Although emotional contagion is common in social interaction, automatic mimicry responses may sometimes be inhibited (Chartrand & Lakin, 2013). For example, concerns with maintaining social status and perceived competence may constrain displays of mimicry (Kavanagh, Suhler, Churchland, & Winkielman, 2011; Lanzetta & Englis, 1989; Tiedens & Fragale, 2003). Men are less likely to mimic emotional expressions than are women, and research has suggested that controlled inhibition of mimicry among men may account for these gender differences (Dimberg & Lundquist, 1990; Hatfield, Cacioppo, & Rapson, 1992; Sonnby-Borgstrom, Jönsson, & Svensson, 2008). Experimental manipulations that reduce controlled inhibitive resources may sometimes facilitate the expression of emotional mimicry (van Leeuwen, van Baaren, Martin, Dijksterhuis, & Bekkering, 2009). A manipulation that has reliably impaired limited-capacity control processes is alcohol consumption (e.g., Fillmore, Vogel-Sprott, & Gavrilescu, 1999; Kirchner & Sayette, 2003; Steele & Josephs, 1990).
The Current Study
The current study is the first to our knowledge to test the impact of gender and alcohol consumption on emotional contagion. The data set we used to examine this question has significant methodological advantages over prior studies of the effects of gender on alcohol response. First, participants in our study drank alcohol in a social context, a setting that is especially appropriate for an examination of gender differences (Deaux & Major, 1987). Second, unlike many prior studies of gender differences in alcohol response, the current study included both placebo and control comparison groups. In light of suggestions by researchers that men and women differ in their expectancies for alcohol-based reinforcement (Sher, 1987; Wilson, 1988), the ability to parse pharmacological from expectancy effects of alcohol represents a significant advantage. 2 And, third, during the social-drinking period, facial muscle movements associated with smiling were continuously and unobtrusively assessed using the Facial Action Coding System (FACS; Ekman, Friesen, & Hager, 2002). FACS is the most sophisticated and comprehensive system for coding facial expression and serves as an objective and reliable measure of emotional state (Ekman & Rosenberg, 2005). For the present study, we focused on the most widely studied emotion-related expression in FACS, the Duchenne smile (e.g., Ekman, Davidson, & Friesen, 1990; Hess, Banse, & Kappas, 1995; Kirchner, Sayette, Cohn, Moreland, & Levine, 2006). Unlike other types of smiles, Duchenne smiles have been associated with “felt” rather than “displayed” emotion (Ekman & Rosenberg, 2005).

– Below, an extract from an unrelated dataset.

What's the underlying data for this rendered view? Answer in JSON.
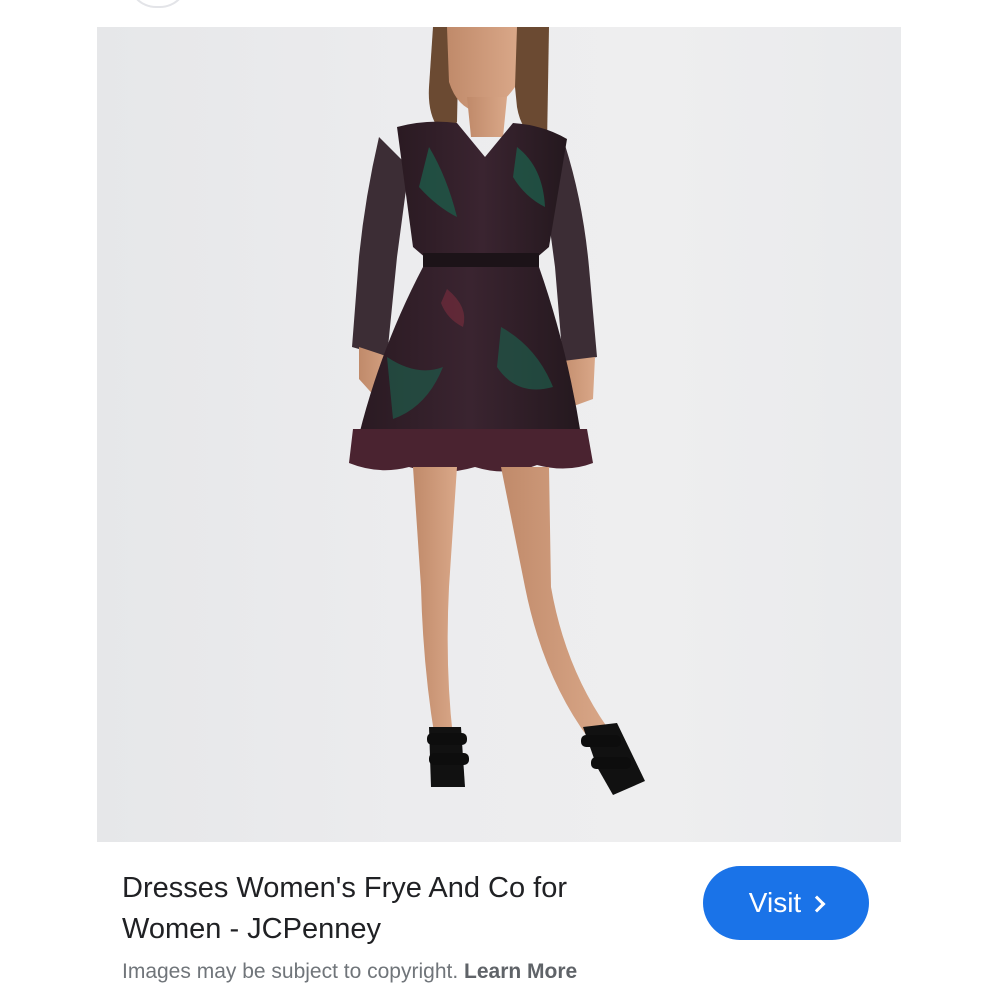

To assess emotional contagion in our group drinking setting, we applied state-of-the-science statistical procedures capable of modeling dynamic social processes (Aalen, Borgan, & Gjessing, 2008). In an initial set of analyses, we examined the interaction of alcohol and gender by counting the number of video frames in which all three members of a group smiled simultaneously (a group smile) during a social exchange (Sayette, Creswell, et al., 2012). Using this approach, we found that although both female gender and alcohol consumption were linked to higher levels of group smiling, alcohol did not interact with gender. These initial analyses provide a good starting place to examine alcohol’s social effects. Importantly however, the static approach to behavioral assessment we used in Sayette, Creswell, et al. (2012) could not address emotional contagion or the study of social coordination more generally. In particular, the group-level outcome in Sayette, Creswell, et al. did not permit examination of factors that vary within groups, such as gender. Accordingly, our initial analysis could not distinguish the effects of being a woman from that of being in a group with women. In addition, our analytic approach did not model the sequence of individual-level events that preceded a group smile. Thus, group smiles that erupt almost instantaneously, sparked by any fleeting smile from an individual group member, are treated identically to group smiles that are drawn forth only after repeated or prolonged individual smiles.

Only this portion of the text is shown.